Talie seemed impatient, almost bouncing with enthusiasm to get on to the next thing.  “No, no,” she said.  “I’m the reporter; I ask the questions.”

Sterling frowned and folded her arms across her chest.

“I try not to say or do anything that might give the future away,” Talie said, “but I have to ask you this now because, for obvious reasons, you won’t be able to answer later.  Captain Sterling, how do you feel being the first human ever eaten by a dinosaur?”

“What?” Sterling said.

“This is an auspicious occasion,” Talie said.  “In fact, you’re the first thing any dinosaur has eaten in 65 million years!  Don’t you feel privileged?  Don’t you have anything to say?”

Sterling met Talie’s eager smile with a blank stare.  “What dinosaurs?” she said.

“Got it!” Bixler said.

Ann turned to look.  Somehow, Bixler had managed to open the panel on his own.  It popped off, spewing thick, blue fluid at him.  The mechanical voice spoke again, and in her ear Ann heard the translation: “Warning: cryogenic containment breach.  Cryogenic containment is shutting down.  Specimens are emerging from hibernation.”

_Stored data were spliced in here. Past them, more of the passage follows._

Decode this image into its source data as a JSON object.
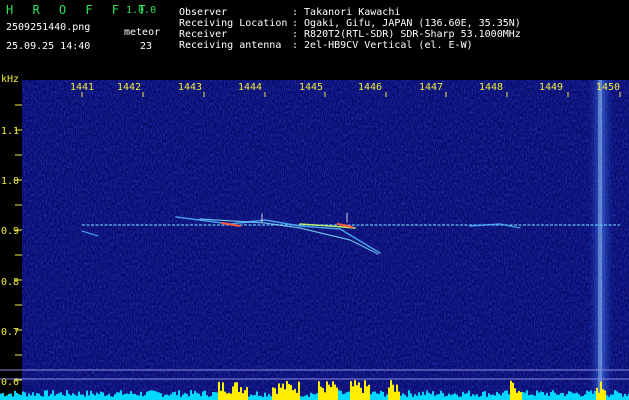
{
  "app": {
    "title": "H R O F F T",
    "version": "1.0.0"
  },
  "file": {
    "name": "2509251440.png",
    "timestamp": "25.09.25 14:40"
  },
  "meteor": {
    "label": "meteor",
    "count": "23"
  },
  "info": [
    {
      "key": "Observer",
      "value": ": Takanori Kawachi"
    },
    {
      "key": "Receiving Location",
      "value": ": Ogaki, Gifu, JAPAN (136.60E, 35.35N)"
    },
    {
      "key": "Receiver",
      "value": ": R820T2(RTL-SDR) SDR-Sharp 53.1000MHz"
    },
    {
      "key": "Receiving antenna",
      "value": ": 2el-HB9CV Vertical (el. E-W)"
    }
  ],
  "axis": {
    "y_unit": "kHz",
    "x_ticks": [
      "1441",
      "1442",
      "1443",
      "1444",
      "1445",
      "1446",
      "1447",
      "1448",
      "1449",
      "1450"
    ],
    "y_ticks": [
      "1.1",
      "1.0",
      "0.9",
      "0.8",
      "0.7",
      "0.6"
    ]
  },
  "colors": {
    "background": "#0a0a6a",
    "header_text": "#2fe05a",
    "tick_text": "#f2ec3c",
    "carrier": "#6fd0ff",
    "signal_bar": "#00d8ff",
    "signal_peak": "#ffee00"
  }
}
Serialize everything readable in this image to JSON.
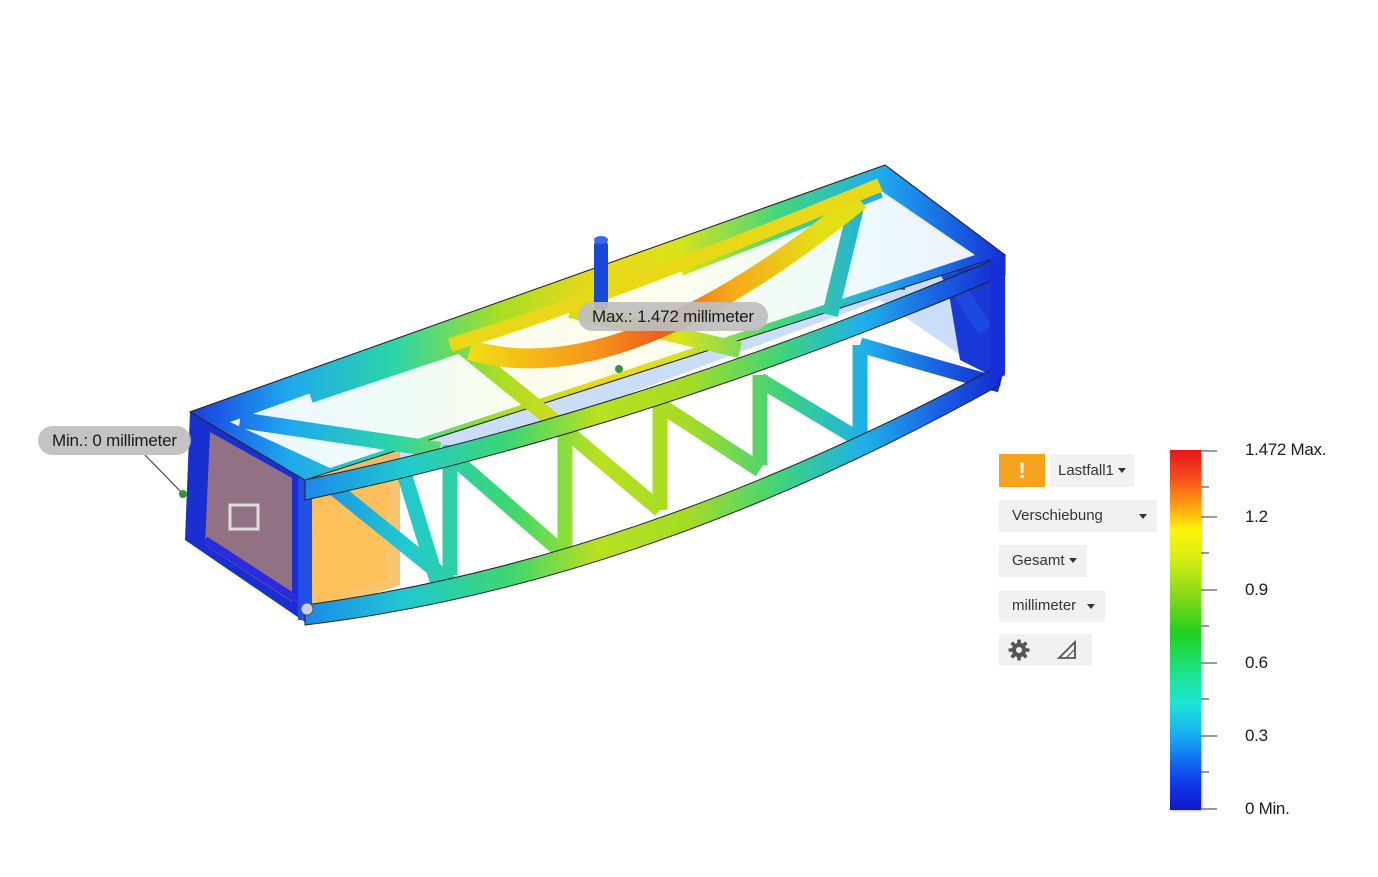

Metal banged against metal.  The pipes and tubes entangled throughout the room sputtered and rumbled.  One by one, the cylinders burst open, and something stirred inside.  Ann saw the twitching of arms and legs and tails.

“Mr. Cognis, get a shot of that one,” Talie said, pointing to one of the cylinders.

As everyone watched, a large animal fell out, flopping on the floor.  Ann thought it was dead until she noticed it breathing, its chest rising and falling in a slow, laborious rhythm.  It had an elongated, bird-like snout, black, leathery skin, and a few mangy feathers around its head and neck.  Each foot had a cruel, sickle-shaped claw.

A second dinosaur stumbled from its cylinder.  It paused, its eyes blinking at its strange surroundings.

Ann heard a low growl behind her.  Feeling slightly lightheaded, she turned around to find a third dinosaur right behind her, one with thick scars cut through its face and down one side.  The scar-faced dinosaur slumped against its cryo-tank and took a deep breath.  White vapor issued from its nostrils.

“Captain Sterling,” Talie said, “this is your last chance.  Do you want to say anything?”

Sterling just stood there, her jaw hanging open, as more dinosaurs emerged from cryogenic sleep.  Some collapsed, not fully revived from eons of slumber.  Others walked around in a stupor.  One yawned, its tongue curling in its mouth.